Koma.id – Ketua Komisi XI DPR RI Mukhamad Misbakhun menegaskan Anggaran Pendapatan dan Belanja Negara (APBN) Indonesia tidak mungkin mengalami kebangkrutan karena ditopang kekayaan sumber daya alam yang melimpah.
Menurut Misbakhun, Indonesia masih memiliki banyak komoditas unggulan yang menjadi kekuatan ekonomi nasional, mulai dari crude palm oil (CPO), nikel, hingga sektor perkebunan dan kelautan.
“Indonesia ini negara kaya. Kita punya sumber daya alam yang luar biasa, mulai dari sawit, nikel, hasil perkebunan sampai sektor kelautan. Jadi APBN tidak mungkin bangkrut,” kata Misbakhun dalam keterangannya, Sabtu (23/5/2026).
Politikus Partai Golkar itu meminta masyarakat memahami kondisi ekonomi nasional secara rasional dan tidak mudah terpengaruh informasi yang menimbulkan ketakutan berlebihan.
Ia menilai persepsi publik terhadap kondisi ekonomi saat ini banyak dipengaruhi konten digital, termasuk informasi berbasis kecerdasan buatan atau artificial intelligence (AI), yang kerap menggambarkan situasi ekonomi Indonesia seolah berada dalam kondisi krisis.
“Masyarakat jangan mudah percaya dengan narasi yang menakut-nakuti seolah ekonomi kita berada di ujung krisis,” ujarnya.

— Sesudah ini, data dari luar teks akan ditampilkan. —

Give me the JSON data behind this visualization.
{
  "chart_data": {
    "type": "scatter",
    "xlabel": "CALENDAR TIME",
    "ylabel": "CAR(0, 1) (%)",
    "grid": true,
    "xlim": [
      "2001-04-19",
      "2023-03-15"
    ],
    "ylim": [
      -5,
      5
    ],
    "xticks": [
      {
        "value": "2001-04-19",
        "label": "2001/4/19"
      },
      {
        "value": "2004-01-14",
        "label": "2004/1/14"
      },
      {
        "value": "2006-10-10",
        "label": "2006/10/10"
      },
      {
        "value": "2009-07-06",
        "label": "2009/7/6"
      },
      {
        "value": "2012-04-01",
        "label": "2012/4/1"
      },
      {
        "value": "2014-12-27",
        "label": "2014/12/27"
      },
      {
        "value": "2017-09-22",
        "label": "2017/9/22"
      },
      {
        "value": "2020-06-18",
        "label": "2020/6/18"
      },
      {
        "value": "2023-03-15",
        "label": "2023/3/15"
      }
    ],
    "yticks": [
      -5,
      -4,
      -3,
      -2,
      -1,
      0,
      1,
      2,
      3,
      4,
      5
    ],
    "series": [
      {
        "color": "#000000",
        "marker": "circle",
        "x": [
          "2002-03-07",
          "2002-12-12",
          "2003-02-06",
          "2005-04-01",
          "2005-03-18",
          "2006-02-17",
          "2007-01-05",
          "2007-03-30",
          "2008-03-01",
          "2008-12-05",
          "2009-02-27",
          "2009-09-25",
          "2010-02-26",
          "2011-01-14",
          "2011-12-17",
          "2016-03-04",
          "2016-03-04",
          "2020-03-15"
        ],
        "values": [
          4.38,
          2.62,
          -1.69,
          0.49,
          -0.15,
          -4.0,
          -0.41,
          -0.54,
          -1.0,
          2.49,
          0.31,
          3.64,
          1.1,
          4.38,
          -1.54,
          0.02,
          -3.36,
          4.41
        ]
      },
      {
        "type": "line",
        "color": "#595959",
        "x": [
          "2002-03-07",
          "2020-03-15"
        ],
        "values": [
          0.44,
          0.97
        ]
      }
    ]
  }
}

Misbakhun mengatakan pemerintah hingga saat ini masih mampu menjaga stabilitas fiskal dan mengelola APBN secara terkendali di tengah tekanan ekonomi global.
Ia menambahkan penerimaan negara dari sektor komoditas strategis masih menjadi penopang penting bagi keuangan negara, termasuk dari ekspor mineral, perkebunan, dan energi.
Selain itu, menurut dia, hilirisasi industri yang terus dijalankan pemerintah juga dinilai mampu meningkatkan nilai tambah ekonomi nasional dan memperkuat ketahanan fiskal Indonesia dalam jangka panjang.
Sebelumnya, sejumlah isu terkait kondisi fiskal dan ekonomi nasional ramai diperbincangkan di media sosial, termasuk narasi mengenai potensi tekanan terhadap APBN akibat kondisi global dan pelemahan ekonomi dunia.
Namun pemerintah menegaskan kondisi fundamental ekonomi Indonesia masih relatif terjaga dengan pertumbuhan ekonomi yang stabil, inflasi terkendali, dan rasio utang yang dinilai masih aman.